Failure to conduct a written risk analysis, adopt required policies, or conduct required training qualifies as "willful neglect," which carries the highest civil money penalty ("CMP") and which penalty cannot be waived by DHHS as can violations due to a reasonable cause. DHHS entered into a settlement with Massachusetts General Hospital for $1 million for a breach involving leaving paper PHI records on a subway. The sanction was because Massachusetts General had not trained its workforce on proper security for PHI taken offsite and did not have a work-at-home policy. Significantly, HIPAA does not even mention working at home, much less specifically require such a policy.

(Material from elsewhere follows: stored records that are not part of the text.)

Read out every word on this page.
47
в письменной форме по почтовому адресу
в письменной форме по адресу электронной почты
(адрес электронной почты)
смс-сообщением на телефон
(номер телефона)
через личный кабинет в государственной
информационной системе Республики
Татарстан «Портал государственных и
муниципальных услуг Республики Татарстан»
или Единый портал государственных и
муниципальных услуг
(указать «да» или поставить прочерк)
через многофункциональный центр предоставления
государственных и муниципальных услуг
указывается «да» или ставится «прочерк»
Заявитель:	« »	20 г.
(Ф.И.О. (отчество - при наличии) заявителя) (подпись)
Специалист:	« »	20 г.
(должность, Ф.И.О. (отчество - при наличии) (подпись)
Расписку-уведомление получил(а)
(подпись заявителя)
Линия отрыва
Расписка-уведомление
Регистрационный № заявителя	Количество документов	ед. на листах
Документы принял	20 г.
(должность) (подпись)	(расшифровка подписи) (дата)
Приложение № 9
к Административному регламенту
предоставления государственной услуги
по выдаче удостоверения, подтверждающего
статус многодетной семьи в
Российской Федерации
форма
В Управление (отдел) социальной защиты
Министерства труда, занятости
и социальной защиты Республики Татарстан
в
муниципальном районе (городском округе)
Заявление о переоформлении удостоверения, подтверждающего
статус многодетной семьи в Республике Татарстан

Areas Covered in the Session:
Learn how to decide which policies to write and adopt, using gap analysis and risk analysis
Learn which policies are required and which are addressable
Learn about other policies that your organization may need that are not mentioned in the HIPAA regulations but that organizations have nonetheless been fined for not having
Ask questions. Learn why you need to nail down the answers to at least 12 questions before you try to write a policy and how to do so
Solicit help. Learn whom to solicit help from both within and outside your organization and when and why and how
Collect samples. Learn what samples to collect and from whom
Substance. Learn what substance means and how to achieve it
Organization. Learn how to draft a clear beginning, a clear middle, and a clear end
Coherence. Learn how to connect your ideas so that readers will not have to wonder where something came from or why
Style. Learn how to write for your target audience as simply and clearly as possible
Correctness. Learn how to get rid of the static in your writing
Review. Learn whom to contact to review your drafts
Incorporate. Learn how to resolve disputes and incorporate changes
Implement. Learn how to lay out a plan for implementation of the policy, including publishing, distribution, implementing (and perhaps even training the workforce on the policy), and schedule for annual review and revision, if necessary
Questions and answers
Who Will Benefit:
Information Systems Manager
Chief Information Officer
Health Information Manager
Alice M. McCart has been an editor for more than three decades and an attorney admitted to practice law in Illinois since 1993. She has master’s degrees in teaching and journalism and enjoys freelance editing, tutoring, and teaching effective writing to adults. She has held positions in the federal government, in professional associations, in the corporate world, in private law practice, and in HIPAA consulting.